In previous work, we have demonstrated that we can acquire the vibrational Raman spectra of tau oligomers, and demonstrated time evolution as fibrils form. Separately, we have demonstrated that we can calculate the electric fields, and hence the vibrational frequencies, of molecular probes in proteins. Here we will combine novel spectroscopic and molecular simulation studies, to study peptide aggregation in general, and tau oligomer structure and evolution into larger fibrils, in particular.
To confirm that simulation and spectroscopy can be combined and to determine the conformation of Tau seeds, the methodology will be developed and tested on two relevant hexapeptides VQIVYK (PHF6) and VQIINK (PHF6*). Both are essential for fibril formation in Tau and spontaneously aggregate. Spectra will be derived using our previously published Raman approach. Markov State Model (MSM) simulation techniques and Hamilitonian replica exchange will be used to characterise the kinetic and thermodynamic parameters of peptide aggregate formation. Advanced polarisable force fields will be used to calculate vibrational spectra. Calibration of simulation force fields will be carried out using experimental Raman spectra acquired from pure crystalline samples of amino acids and salts. Following refinement of computational models using calibration data, Raman spectra of hexapeptides as monomers, oligomers and fibrils will be acquired. Predictions from simulations will be tested against monomer spectra first. This will be followed by optimisation which will allow understanding the Raman spectra of oligomers and fibrils, which are more complex, and can consist of polymorphs. Thus, elucidation of conformational structures in terms of molecular motifs, intra- and inter-molecular bonding will be possible. The insight gained by simulations will help understand interactions and allow the development of in silico models of compound (drug) interactions with tau aggregates. This in turn will allow the development of an efficient screening method of inhibitors against disease causing misfolded-Tau, oligomers and their aggregates.

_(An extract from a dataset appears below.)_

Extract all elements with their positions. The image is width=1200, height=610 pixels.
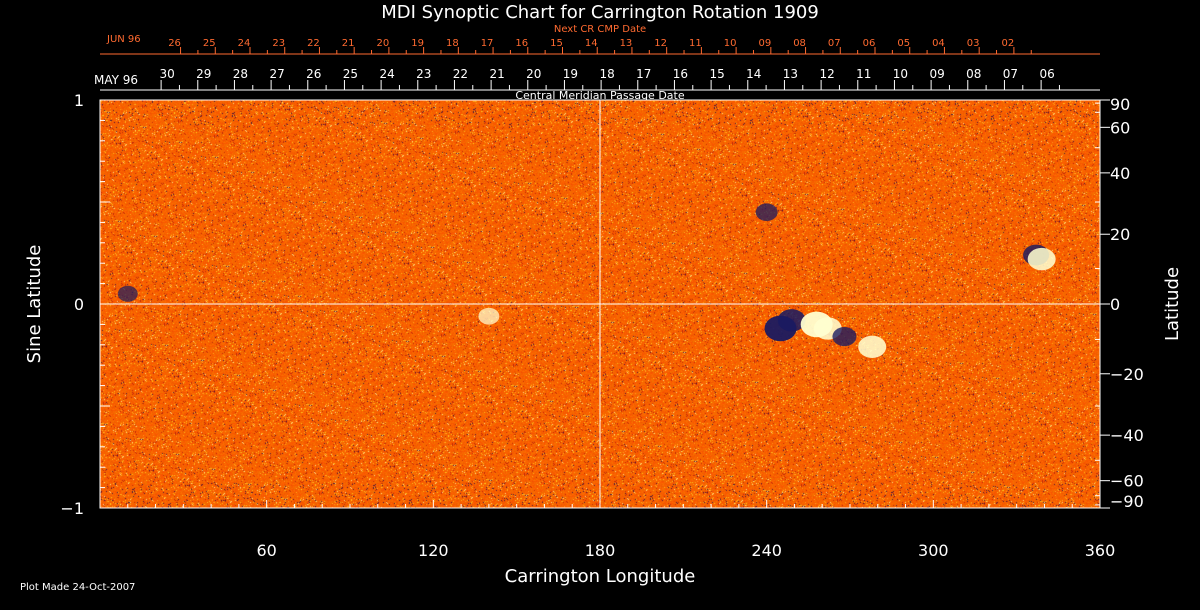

To establish and verify ground truth of the structures, and to further correlate the Raman spectra with simulations, the student will visit the University of Sussex, to the Serpell lab, to prepare X-ray fibre diffraction samples of the fibrils formed by PHF6 and PHF6*. This will help gain further insight into the molecular architecture of the mature fibrils. The Serpell lab have extensively experience of working with tau peptides and other amyloidogenic fragments and investigating the structural organisation of fibrils using X-ray fibre diffraction. Negative stain transmission electron microscopy will be performed at Sussex to verify the morphology of filaments.
This project will link experimental and simulation structural ensembles, allowing the mechanism of oligomer formation to be followed with molecular detail, giving vital insights into potential therapeutic interventions.